Nonfusion Techniques for the Spine: Motion Preservation and Balance
Edited by James H. Maxwell, MD, FACS; Steven L. Griffith, PhD; William C. Welch, MD, FACS, FICS
Nonfusion Techniques for the Spine: Motion Preservation & Balance presents information on spine surgery implants and highlights the state of the art in total artificial discs. It addresses the features and benefits of the debate between motion-sparing devices versus motion-eliminating devices as well as emphasizes the fundamental, basic biomechanical principles applied to spinal implant development. In addition, this book offers valuable pearls of wisdom from developers and clinical users.
Individual chapters dedicated to specific spinal implants that are being used in clinical practice and investigative studies, as well as those on the horizon, are included. Informative chapters on lumbar discs are written by the developers of the products and/or the lead clinical investigators. These individuals are experts on the nuances and technical aspects of the devices featured. Through the book's balanced approached to the pros, cons, and limitations of each technology, readers will find this an essential resource for determining which device is best suited for each individual patient.
A Unique Collaboration
A rare meeting of the minds provides the great allure of this book and gives it an individuality all its own. One of the book's strongest attributes is its collaborative nature. The editors, researchers, and engineers from industry and academia are teamed with contributing spine surgeons and medical professionals. Nonfusion Techniques for the Spine: Motion Preservation & Balance effectively captures this unique collaboration and results in a book with clinical and scientific viewpoints.

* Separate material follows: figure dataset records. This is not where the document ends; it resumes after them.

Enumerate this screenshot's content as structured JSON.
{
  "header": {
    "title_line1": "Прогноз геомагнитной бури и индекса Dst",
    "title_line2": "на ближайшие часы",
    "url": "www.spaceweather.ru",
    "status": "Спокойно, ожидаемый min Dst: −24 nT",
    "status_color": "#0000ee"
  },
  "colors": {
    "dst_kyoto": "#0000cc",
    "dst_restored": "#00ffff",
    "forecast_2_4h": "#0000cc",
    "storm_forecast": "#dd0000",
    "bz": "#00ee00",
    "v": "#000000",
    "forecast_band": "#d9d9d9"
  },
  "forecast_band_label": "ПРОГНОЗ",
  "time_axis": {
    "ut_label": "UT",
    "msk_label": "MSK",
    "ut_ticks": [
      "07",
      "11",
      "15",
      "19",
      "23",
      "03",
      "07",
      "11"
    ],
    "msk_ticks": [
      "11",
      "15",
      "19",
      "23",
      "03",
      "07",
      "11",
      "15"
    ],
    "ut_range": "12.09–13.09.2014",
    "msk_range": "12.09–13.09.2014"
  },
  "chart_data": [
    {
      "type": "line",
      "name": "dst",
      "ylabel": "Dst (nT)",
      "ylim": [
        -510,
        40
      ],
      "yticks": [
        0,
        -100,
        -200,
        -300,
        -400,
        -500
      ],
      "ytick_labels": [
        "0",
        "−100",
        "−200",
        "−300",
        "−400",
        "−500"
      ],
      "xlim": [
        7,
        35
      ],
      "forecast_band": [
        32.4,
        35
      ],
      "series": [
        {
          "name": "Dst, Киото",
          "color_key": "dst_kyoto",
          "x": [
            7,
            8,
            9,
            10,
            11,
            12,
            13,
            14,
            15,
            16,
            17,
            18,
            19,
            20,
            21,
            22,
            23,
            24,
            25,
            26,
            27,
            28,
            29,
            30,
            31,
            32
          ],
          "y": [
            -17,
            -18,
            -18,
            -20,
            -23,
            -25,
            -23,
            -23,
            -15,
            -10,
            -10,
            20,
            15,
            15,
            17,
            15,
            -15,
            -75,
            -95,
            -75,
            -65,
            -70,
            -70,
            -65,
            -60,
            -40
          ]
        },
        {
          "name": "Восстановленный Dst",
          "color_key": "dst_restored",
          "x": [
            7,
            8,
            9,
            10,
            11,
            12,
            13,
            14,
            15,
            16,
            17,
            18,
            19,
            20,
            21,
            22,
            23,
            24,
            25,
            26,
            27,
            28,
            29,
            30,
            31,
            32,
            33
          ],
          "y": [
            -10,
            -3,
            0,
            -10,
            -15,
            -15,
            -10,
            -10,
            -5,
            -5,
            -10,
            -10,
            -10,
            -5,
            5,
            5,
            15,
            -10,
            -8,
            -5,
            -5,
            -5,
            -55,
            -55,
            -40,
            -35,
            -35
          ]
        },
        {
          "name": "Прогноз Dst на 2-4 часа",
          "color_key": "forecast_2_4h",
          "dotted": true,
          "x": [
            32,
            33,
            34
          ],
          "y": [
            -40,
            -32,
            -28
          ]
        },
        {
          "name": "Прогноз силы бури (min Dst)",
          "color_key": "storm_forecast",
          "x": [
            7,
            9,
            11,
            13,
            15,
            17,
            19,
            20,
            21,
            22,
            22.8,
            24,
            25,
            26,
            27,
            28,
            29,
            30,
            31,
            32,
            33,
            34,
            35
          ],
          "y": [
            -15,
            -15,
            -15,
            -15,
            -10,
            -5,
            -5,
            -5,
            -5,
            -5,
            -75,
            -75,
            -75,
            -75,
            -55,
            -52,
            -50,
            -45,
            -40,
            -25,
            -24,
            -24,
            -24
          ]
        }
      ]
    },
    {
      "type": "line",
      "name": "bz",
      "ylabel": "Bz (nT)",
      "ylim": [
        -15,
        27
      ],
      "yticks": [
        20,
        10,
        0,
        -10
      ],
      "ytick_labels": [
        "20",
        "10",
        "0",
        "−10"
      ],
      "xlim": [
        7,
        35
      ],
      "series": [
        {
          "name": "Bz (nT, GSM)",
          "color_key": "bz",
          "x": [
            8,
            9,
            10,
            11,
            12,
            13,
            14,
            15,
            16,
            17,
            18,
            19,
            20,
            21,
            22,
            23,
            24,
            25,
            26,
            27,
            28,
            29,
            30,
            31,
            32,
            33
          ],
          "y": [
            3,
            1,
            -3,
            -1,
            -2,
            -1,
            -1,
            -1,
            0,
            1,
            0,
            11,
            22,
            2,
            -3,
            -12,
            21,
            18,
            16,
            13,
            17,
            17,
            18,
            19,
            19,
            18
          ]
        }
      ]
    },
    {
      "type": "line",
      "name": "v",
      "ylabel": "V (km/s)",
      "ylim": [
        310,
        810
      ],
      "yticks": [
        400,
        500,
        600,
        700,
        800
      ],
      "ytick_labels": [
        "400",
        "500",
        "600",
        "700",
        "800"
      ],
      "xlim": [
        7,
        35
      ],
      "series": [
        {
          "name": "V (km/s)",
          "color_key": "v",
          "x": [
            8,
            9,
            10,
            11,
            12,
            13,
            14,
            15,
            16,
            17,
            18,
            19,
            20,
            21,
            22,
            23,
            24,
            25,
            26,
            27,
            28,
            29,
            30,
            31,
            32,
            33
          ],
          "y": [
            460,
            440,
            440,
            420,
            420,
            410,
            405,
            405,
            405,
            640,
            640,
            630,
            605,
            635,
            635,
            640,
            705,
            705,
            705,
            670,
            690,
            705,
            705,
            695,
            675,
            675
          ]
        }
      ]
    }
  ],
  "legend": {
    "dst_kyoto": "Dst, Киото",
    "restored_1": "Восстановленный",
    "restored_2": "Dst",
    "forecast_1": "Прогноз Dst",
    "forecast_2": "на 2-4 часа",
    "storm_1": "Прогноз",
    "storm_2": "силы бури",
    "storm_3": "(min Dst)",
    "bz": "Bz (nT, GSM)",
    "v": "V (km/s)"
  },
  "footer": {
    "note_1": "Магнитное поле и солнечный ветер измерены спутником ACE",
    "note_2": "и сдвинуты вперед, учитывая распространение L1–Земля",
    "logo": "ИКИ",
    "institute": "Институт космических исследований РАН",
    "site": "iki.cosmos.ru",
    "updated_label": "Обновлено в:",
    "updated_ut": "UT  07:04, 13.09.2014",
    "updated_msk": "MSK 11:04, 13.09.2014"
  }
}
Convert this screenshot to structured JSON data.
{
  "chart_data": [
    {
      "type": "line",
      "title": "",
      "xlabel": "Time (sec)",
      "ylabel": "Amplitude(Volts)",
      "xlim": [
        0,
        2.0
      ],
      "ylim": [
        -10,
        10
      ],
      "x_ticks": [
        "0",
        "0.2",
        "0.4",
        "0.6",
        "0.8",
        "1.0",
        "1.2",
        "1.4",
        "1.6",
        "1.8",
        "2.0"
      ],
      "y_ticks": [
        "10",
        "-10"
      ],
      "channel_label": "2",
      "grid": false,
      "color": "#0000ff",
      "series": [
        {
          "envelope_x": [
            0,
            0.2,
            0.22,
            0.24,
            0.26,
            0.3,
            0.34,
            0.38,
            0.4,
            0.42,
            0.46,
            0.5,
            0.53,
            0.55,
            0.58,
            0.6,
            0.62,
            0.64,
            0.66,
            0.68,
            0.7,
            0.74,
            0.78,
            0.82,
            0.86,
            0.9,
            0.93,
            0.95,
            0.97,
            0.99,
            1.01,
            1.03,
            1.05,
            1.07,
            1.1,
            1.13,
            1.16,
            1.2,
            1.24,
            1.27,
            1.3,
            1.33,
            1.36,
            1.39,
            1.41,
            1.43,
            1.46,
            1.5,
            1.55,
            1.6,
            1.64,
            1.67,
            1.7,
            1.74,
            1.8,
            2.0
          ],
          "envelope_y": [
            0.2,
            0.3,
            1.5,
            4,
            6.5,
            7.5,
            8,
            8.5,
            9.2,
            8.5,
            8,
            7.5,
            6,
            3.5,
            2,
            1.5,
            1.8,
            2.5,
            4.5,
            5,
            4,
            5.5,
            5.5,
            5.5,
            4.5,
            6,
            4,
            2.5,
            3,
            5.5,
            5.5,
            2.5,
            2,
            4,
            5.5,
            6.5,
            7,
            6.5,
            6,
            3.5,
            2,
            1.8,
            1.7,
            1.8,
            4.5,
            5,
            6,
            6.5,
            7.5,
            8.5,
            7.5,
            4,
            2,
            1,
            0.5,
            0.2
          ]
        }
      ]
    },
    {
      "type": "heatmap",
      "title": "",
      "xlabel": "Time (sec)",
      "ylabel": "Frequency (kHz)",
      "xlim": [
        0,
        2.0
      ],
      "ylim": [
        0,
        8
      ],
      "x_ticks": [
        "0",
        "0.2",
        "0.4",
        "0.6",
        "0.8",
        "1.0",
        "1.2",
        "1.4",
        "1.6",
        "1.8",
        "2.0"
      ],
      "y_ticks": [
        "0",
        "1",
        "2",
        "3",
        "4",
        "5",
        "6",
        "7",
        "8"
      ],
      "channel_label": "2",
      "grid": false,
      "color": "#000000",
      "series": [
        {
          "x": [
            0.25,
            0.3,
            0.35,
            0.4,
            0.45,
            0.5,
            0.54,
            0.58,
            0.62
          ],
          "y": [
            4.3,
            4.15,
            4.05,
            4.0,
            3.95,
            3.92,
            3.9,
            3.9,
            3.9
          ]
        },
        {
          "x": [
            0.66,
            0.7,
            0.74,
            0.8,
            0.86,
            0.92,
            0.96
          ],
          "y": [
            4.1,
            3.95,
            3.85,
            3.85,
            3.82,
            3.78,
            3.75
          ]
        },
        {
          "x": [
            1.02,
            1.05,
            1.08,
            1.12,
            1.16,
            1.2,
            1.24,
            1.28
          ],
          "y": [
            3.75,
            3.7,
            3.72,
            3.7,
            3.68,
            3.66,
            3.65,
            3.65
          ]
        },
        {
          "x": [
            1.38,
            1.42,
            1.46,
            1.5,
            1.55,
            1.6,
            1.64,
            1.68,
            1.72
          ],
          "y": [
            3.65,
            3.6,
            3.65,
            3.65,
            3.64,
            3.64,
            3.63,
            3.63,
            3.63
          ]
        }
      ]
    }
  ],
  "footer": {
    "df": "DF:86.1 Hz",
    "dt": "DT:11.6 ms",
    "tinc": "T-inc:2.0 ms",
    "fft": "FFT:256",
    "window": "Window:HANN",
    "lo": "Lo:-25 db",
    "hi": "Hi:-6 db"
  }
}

Biomechanics and Clinical Applications
Weaving together biomechanics and clinical applications, the book's two major divisions, is an important feature of the overall book but also of each individual chapter. The clinical needs and patient emphasis will guide a scientific engineer through the development process needed for new implants, whereas the scientific, mathematical, and engineering principles provide essential knowledge to clinicians. The combination of these two thought processes is very powerful and provides a comprehensive look at the latest information on spine surgery implants.
For the spine surgeon interested in providing patients with the latest treatments and procedures in motion preservation technology, this book is a must. It is beautifully illustrated in 4-color throughout and packed with step-by-step surgical instructions that guide the reader through each surgical technique. An accompanying DVD features the key techniques discussed in the book.
This book is uniquely positioned to appeal to the general practicing surgeon, the academic professor, and the industry researcher/executive and is a must read for all involved in the field of spine surgery.
2006. Hardcover, 379 pages, 400 illustrations. 1 DVD.